Musica e parole: il mito Bob Dylan

Atmosfere folk e rock per chiudere la seconda serata del Festival del Giornalismo di Perugia. Il giovane musicista veneto Pietro Brunello, introdotto da David Riondino, ha deliziato il pubblico del Teatro della Sapienza con una carrellata del repertorio 1963-1966 del grande cantautore statunitense, premio Nobel per la letteratura nel 2016.
Indovinata la scelta di privilegiare la parte musicale, rinunciando quasi a raccontare con le parole la straordinaria carriera di un uomo che ha sempre rifiutato ogni etichetta, compresa quella di cantautore di protesta, guadagnata sul campo nei suoi anni giovanili, e che – prima con i testi, oggi con le esibizioni dal vivo, in cui riarrangia i suoi capolavori rendendoli irriconoscibili – ha sempre cercato di sconcertare pubblico e critica.
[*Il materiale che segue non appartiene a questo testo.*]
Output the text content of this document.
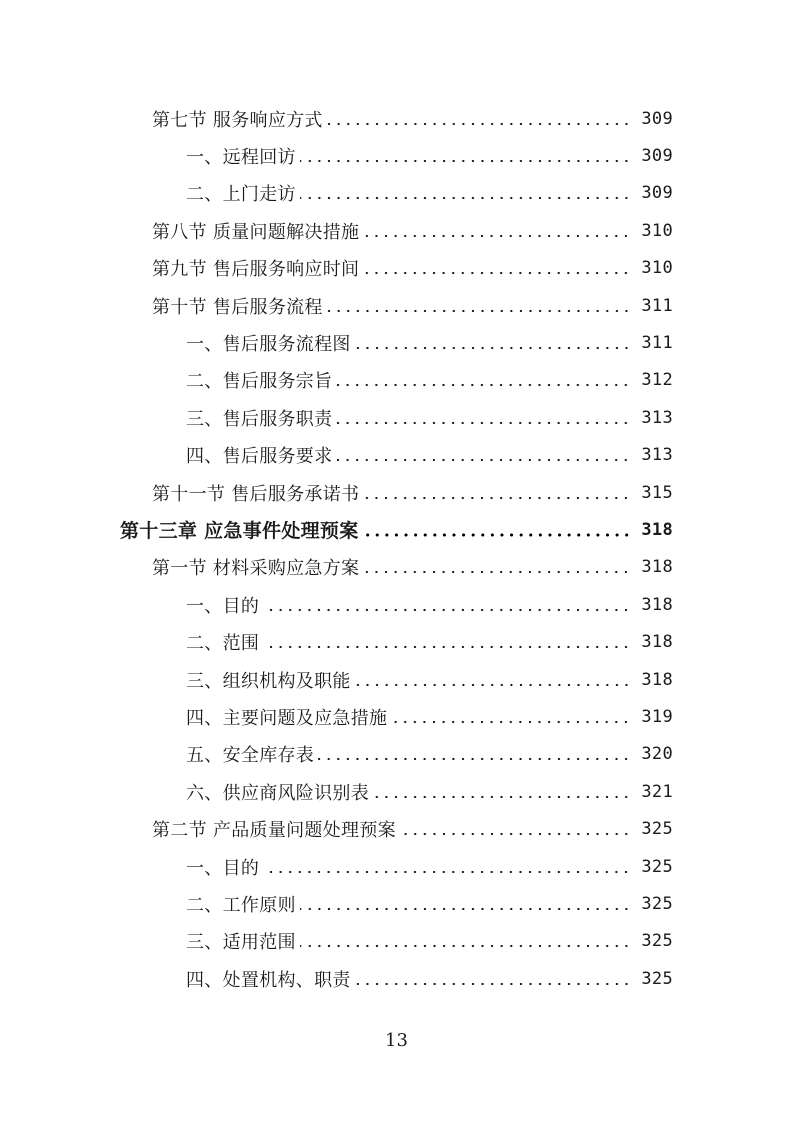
第七节 服务响应方式	309
一、远程回访	309
二、上门走访	309
第八节 质量问题解决措施	310
第九节 售后服务响应时间	310
第十节 售后服务流程	311
一、售后服务流程图	311
二、售后服务宗旨	312
三、售后服务职责	313
四、售后服务要求	313
第十一节 售后服务承诺书	315
第十三章 应急事件处理预案	318
第一节 材料采购应急方案	318
一、目的	318
二、范围	318
三、组织机构及职能	318
四、主要问题及应急措施	319
五、安全库存表	320
六、供应商风险识别表	321
第二节 产品质量问题处理预案	325
一、目的	325
二、工作原则	325
三、适用范围	325
四、处置机构、职责	325
13
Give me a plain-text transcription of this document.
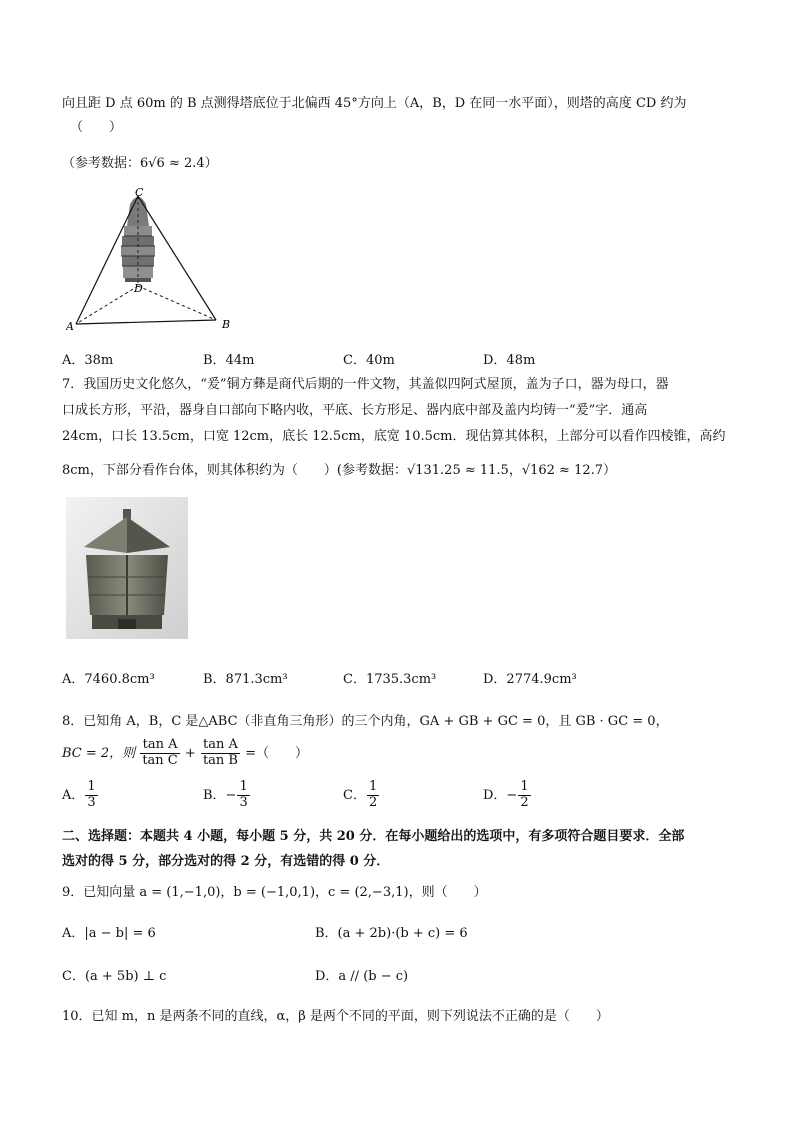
向且距 D 点 60m 的 B 点测得塔底位于北偏西 45°方向上（A，B，D 在同一水平面），则塔的高度 CD 约为
（　　）
（参考数据：6√6 ≈ 2.4）
C
D
A	B
A．38m	B．44m	C．40m	D．48m
7．我国历史文化悠久，“爰”铜方彝是商代后期的一件文物，其盖似四阿式屋顶，盖为子口，器为母口，器
口成长方形，平沿，器身自口部向下略内收，平底、长方形足、器内底中部及盖内均铸一“爰”字．通高
24cm，口长 13.5cm，口宽 12cm，底长 12.5cm，底宽 10.5cm．现估算其体积，上部分可以看作四棱锥，高约
8cm，下部分看作台体，则其体积约为（　　）(参考数据：√131.25 ≈ 11.5，√162 ≈ 12.7）
A．7460.8cm³	B．871.3cm³	C．1735.3cm³	D．2774.9cm³
8．已知角 A，B，C 是△ABC（非直角三角形）的三个内角，GA + GB + GC = 0，且 GB · GC = 0，
BC = 2，则 $\frac{\text{tan A}}{\text{tan C}} + \frac{\text{tan A}}{\text{tan B}}$ =（　　）
A． $\frac{1}{3}$	B．− $\frac{1}{3}$	C． $\frac{1}{2}$	D．− $\frac{1}{2}$
二、选择题：本题共 4 小题，每小题 5 分，共 20 分．在每小题给出的选项中，有多项符合题目要求．全部
选对的得 5 分，部分选对的得 2 分，有选错的得 0 分．
9．已知向量 a = (1,−1,0)，b = (−1,0,1)，c = (2,−3,1)，则（　　）
A．|a − b| = 6	B．(a + 2b)·(b + c) = 6
C．(a + 5b) ⊥ c	D．a // (b − c)
10．已知 m，n 是两条不同的直线，α，β 是两个不同的平面，则下列说法不正确的是（　　）
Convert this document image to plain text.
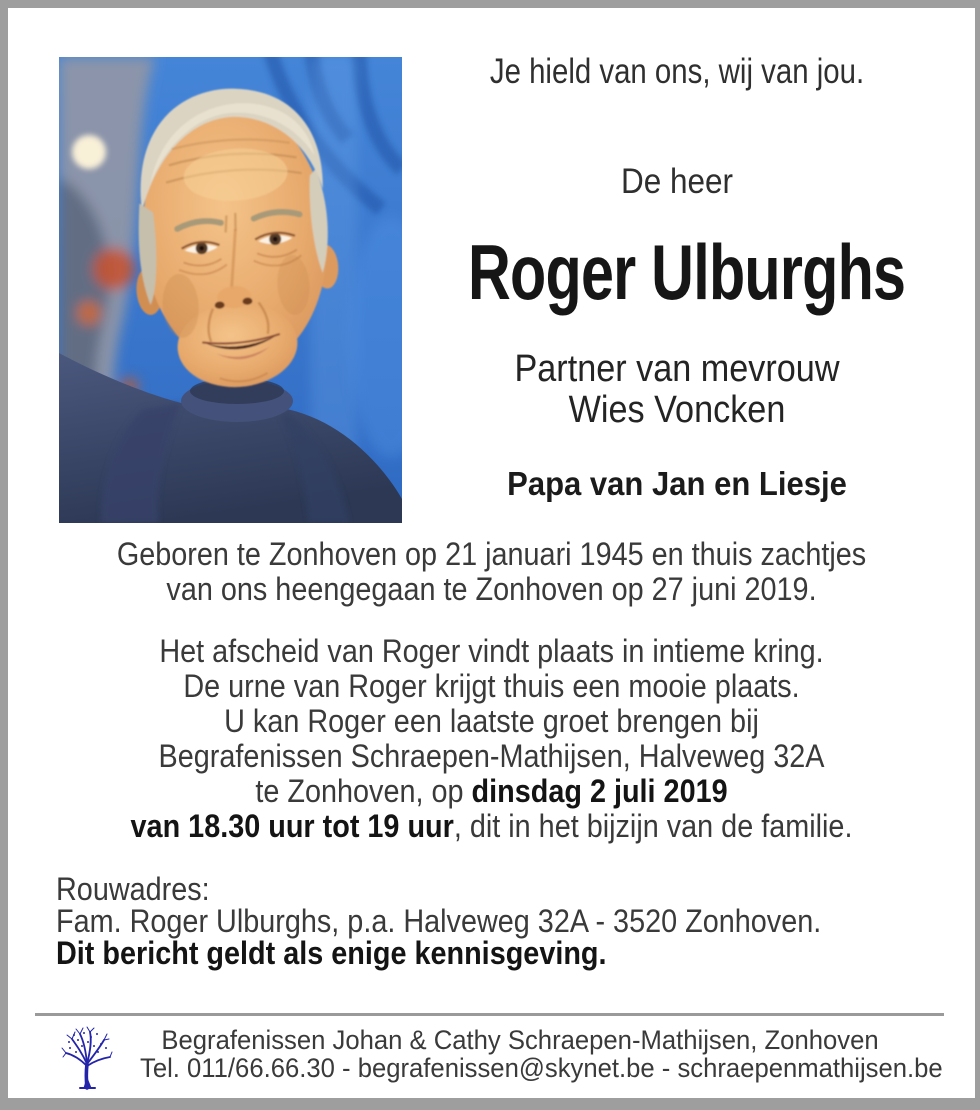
Je hield van ons, wij van jou.
De heer
Roger Ulburghs
Partner van mevrouw
Wies Voncken
Papa van Jan en Liesje
Geboren te Zonhoven op 21 januari 1945 en thuis zachtjes
van ons heengegaan te Zonhoven op 27 juni 2019.
Het afscheid van Roger vindt plaats in intieme kring.
De urne van Roger krijgt thuis een mooie plaats.
U kan Roger een laatste groet brengen bij
Begrafenissen Schraepen-Mathijsen, Halveweg 32A
te Zonhoven, op dinsdag 2 juli 2019
van 18.30 uur tot 19 uur, dit in het bijzijn van de familie.
Rouwadres:
Fam. Roger Ulburghs, p.a. Halveweg 32A - 3520 Zonhoven.
Dit bericht geldt als enige kennisgeving.
Begrafenissen Johan & Cathy Schraepen-Mathijsen, Zonhoven
Tel. 011/66.66.30 - begrafenissen@skynet.be - schraepenmathijsen.be
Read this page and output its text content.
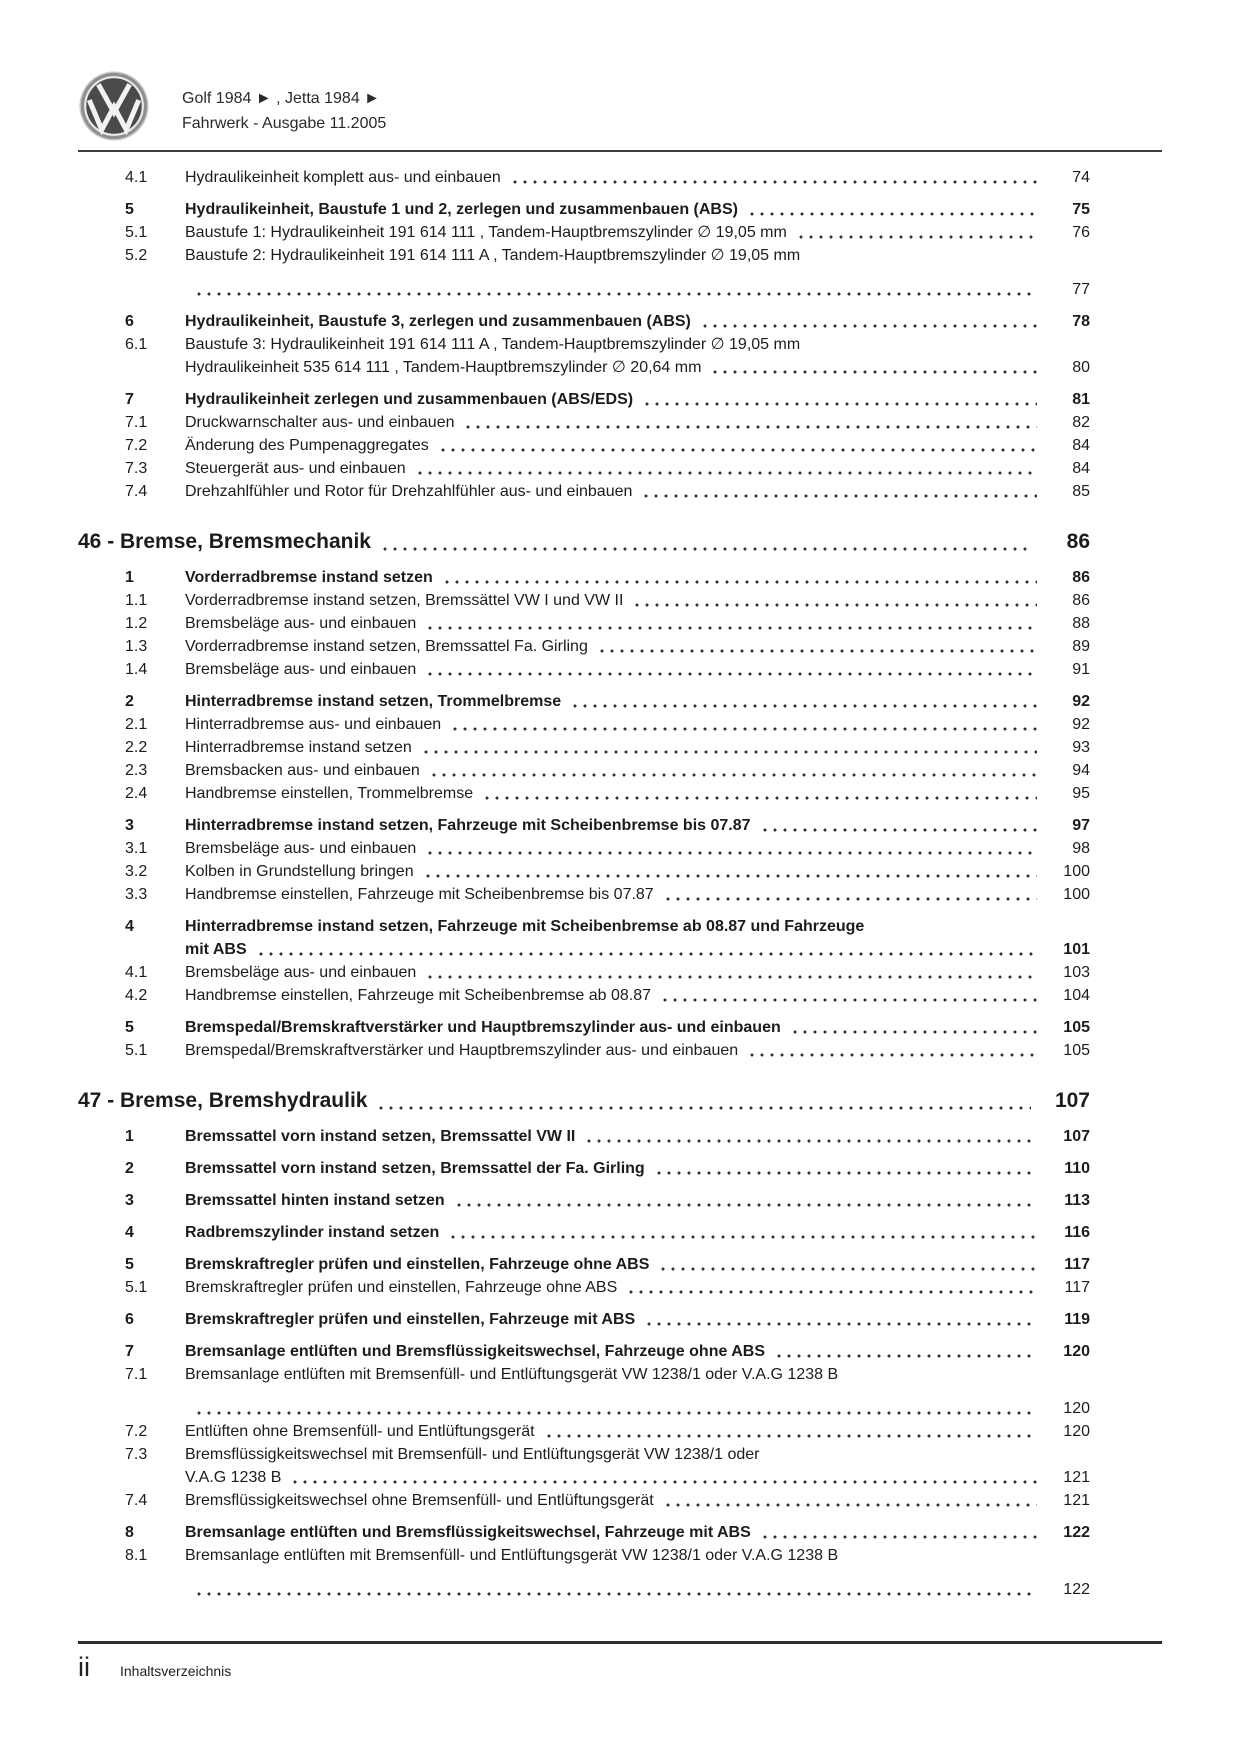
Golf 1984 ► , Jetta 1984 ►
Fahrwerk - Ausgabe 11.2005
4.1	Hydraulikeinheit komplett aus- und einbauen	74
5	Hydraulikeinheit, Baustufe 1 und 2, zerlegen und zusammenbauen (ABS)	75
5.1	Baustufe 1: Hydraulikeinheit 191 614 111 , Tandem-Hauptbremszylinder ∅ 19,05 mm	76
5.2	Baustufe 2: Hydraulikeinheit 191 614 111 A , Tandem-Hauptbremszylinder ∅ 19,05 mm
77
6	Hydraulikeinheit, Baustufe 3, zerlegen und zusammenbauen (ABS)	78
6.1	Baustufe 3: Hydraulikeinheit 191 614 111 A , Tandem-Hauptbremszylinder ∅ 19,05 mm
Hydraulikeinheit 535 614 111 , Tandem-Hauptbremszylinder ∅ 20,64 mm	80
7	Hydraulikeinheit zerlegen und zusammenbauen (ABS/EDS)	81
7.1	Druckwarnschalter aus- und einbauen	82
7.2	Änderung des Pumpenaggregates	84
7.3	Steuergerät aus- und einbauen	84
7.4	Drehzahlfühler und Rotor für Drehzahlfühler aus- und einbauen	85
46 - Bremse, Bremsmechanik	86
1	Vorderradbremse instand setzen	86
1.1	Vorderradbremse instand setzen, Bremssättel VW I und VW II	86
1.2	Bremsbeläge aus- und einbauen	88
1.3	Vorderradbremse instand setzen, Bremssattel Fa. Girling	89
1.4	Bremsbeläge aus- und einbauen	91
2	Hinterradbremse instand setzen, Trommelbremse	92
2.1	Hinterradbremse aus- und einbauen	92
2.2	Hinterradbremse instand setzen	93
2.3	Bremsbacken aus- und einbauen	94
2.4	Handbremse einstellen, Trommelbremse	95
3	Hinterradbremse instand setzen, Fahrzeuge mit Scheibenbremse bis 07.87	97
3.1	Bremsbeläge aus- und einbauen	98
3.2	Kolben in Grundstellung bringen	100
3.3	Handbremse einstellen, Fahrzeuge mit Scheibenbremse bis 07.87	100
4	Hinterradbremse instand setzen, Fahrzeuge mit Scheibenbremse ab 08.87 und Fahrzeuge
mit ABS	101
4.1	Bremsbeläge aus- und einbauen	103
4.2	Handbremse einstellen, Fahrzeuge mit Scheibenbremse ab 08.87	104
5	Bremspedal/Bremskraftverstärker und Hauptbremszylinder aus- und einbauen	105
5.1	Bremspedal/Bremskraftverstärker und Hauptbremszylinder aus- und einbauen	105
47 - Bremse, Bremshydraulik	107
1	Bremssattel vorn instand setzen, Bremssattel VW II	107
2	Bremssattel vorn instand setzen, Bremssattel der Fa. Girling	110
3	Bremssattel hinten instand setzen	113
4	Radbremszylinder instand setzen	116
5	Bremskraftregler prüfen und einstellen, Fahrzeuge ohne ABS	117
5.1	Bremskraftregler prüfen und einstellen, Fahrzeuge ohne ABS	117
6	Bremskraftregler prüfen und einstellen, Fahrzeuge mit ABS	119
7	Bremsanlage entlüften und Bremsflüssigkeitswechsel, Fahrzeuge ohne ABS	120
7.1	Bremsanlage entlüften mit Bremsenfüll- und Entlüftungsgerät VW 1238/1 oder V.A.G 1238 B
120
7.2	Entlüften ohne Bremsenfüll- und Entlüftungsgerät	120
7.3	Bremsflüssigkeitswechsel mit Bremsenfüll- und Entlüftungsgerät VW 1238/1 oder
V.A.G 1238 B	121
7.4	Bremsflüssigkeitswechsel ohne Bremsenfüll- und Entlüftungsgerät	121
8	Bremsanlage entlüften und Bremsflüssigkeitswechsel, Fahrzeuge mit ABS	122
8.1	Bremsanlage entlüften mit Bremsenfüll- und Entlüftungsgerät VW 1238/1 oder V.A.G 1238 B
122
ii Inhaltsverzeichnis
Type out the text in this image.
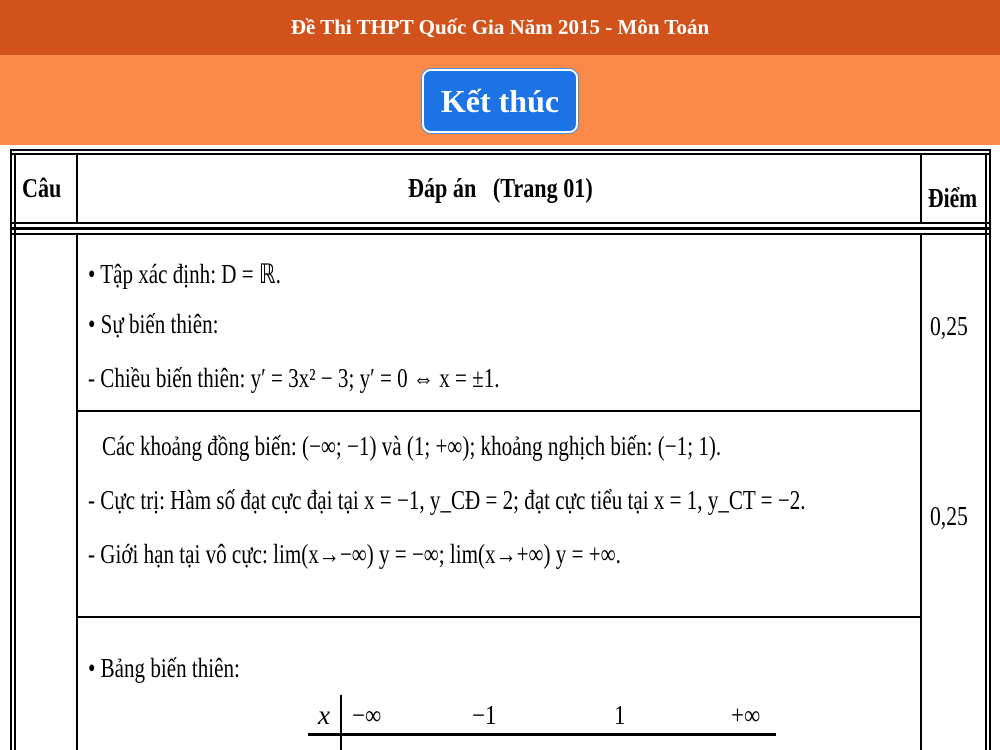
Đề Thi THPT Quốc Gia Năm 2015 - Môn Toán
Kết thúc
Câu	Đáp án   (Trang 01)	Điểm
• Tập xác định: D = ℝ.
• Sự biến thiên:
- Chiều biến thiên: y′ = 3x² − 3; y′ = 0 ⇔ x = ±1.
0,25
Các khoảng đồng biến: (−∞; −1) và (1; +∞); khoảng nghịch biến: (−1; 1).
- Cực trị: Hàm số đạt cực đại tại x = −1, y_CĐ = 2; đạt cực tiểu tại x = 1, y_CT = −2.
- Giới hạn tại vô cực: lim(x→−∞) y = −∞; lim(x→+∞) y = +∞.
0,25
• Bảng biến thiên:
x −∞	−1	1	+∞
Brunello ha eseguito in versione originale una dozzina dei suoi grandi successi: da The times they are a-changin’ a Desolation row fino a Mr. Tambourine man, passando per la svolta rock del Norfolk festival del 1965, quando Dylan a sorpresa passò alla chitarra elettrica, e – dopo qualche fischio iniziale – presentò al pubblico Like a rolling stone, poi eletta dall’omonima rivista “miglior canzone rock del XX secolo”. Nel repertorio del primo Bob Dylan – che dal 1962 si chiama così anche all’anagrafe, artista unico anche in questo – ci sono anche canzoni contro la guerra come With God on our side, che ripercorre tutti i conflitti a stelle e strisce, dalla guerra civile alla guerra fredda, concludendo con la speranza che non scoppi una terza guerra mondiale.
E perfino, anche se spesso a modo suo, canzoni che parlano d’amore come It’s all over now Baby Blue, Just like a woman o la dolcissima I want you. Alla fine, dopo una divertente poesia fuori contesto di Riondino, c’è tempo per un bis, con la beneaugurante Forever young: un inno che il menestrello del Midwest ha scritto mezzo secolo fa e messo in pratica fino ad oggi.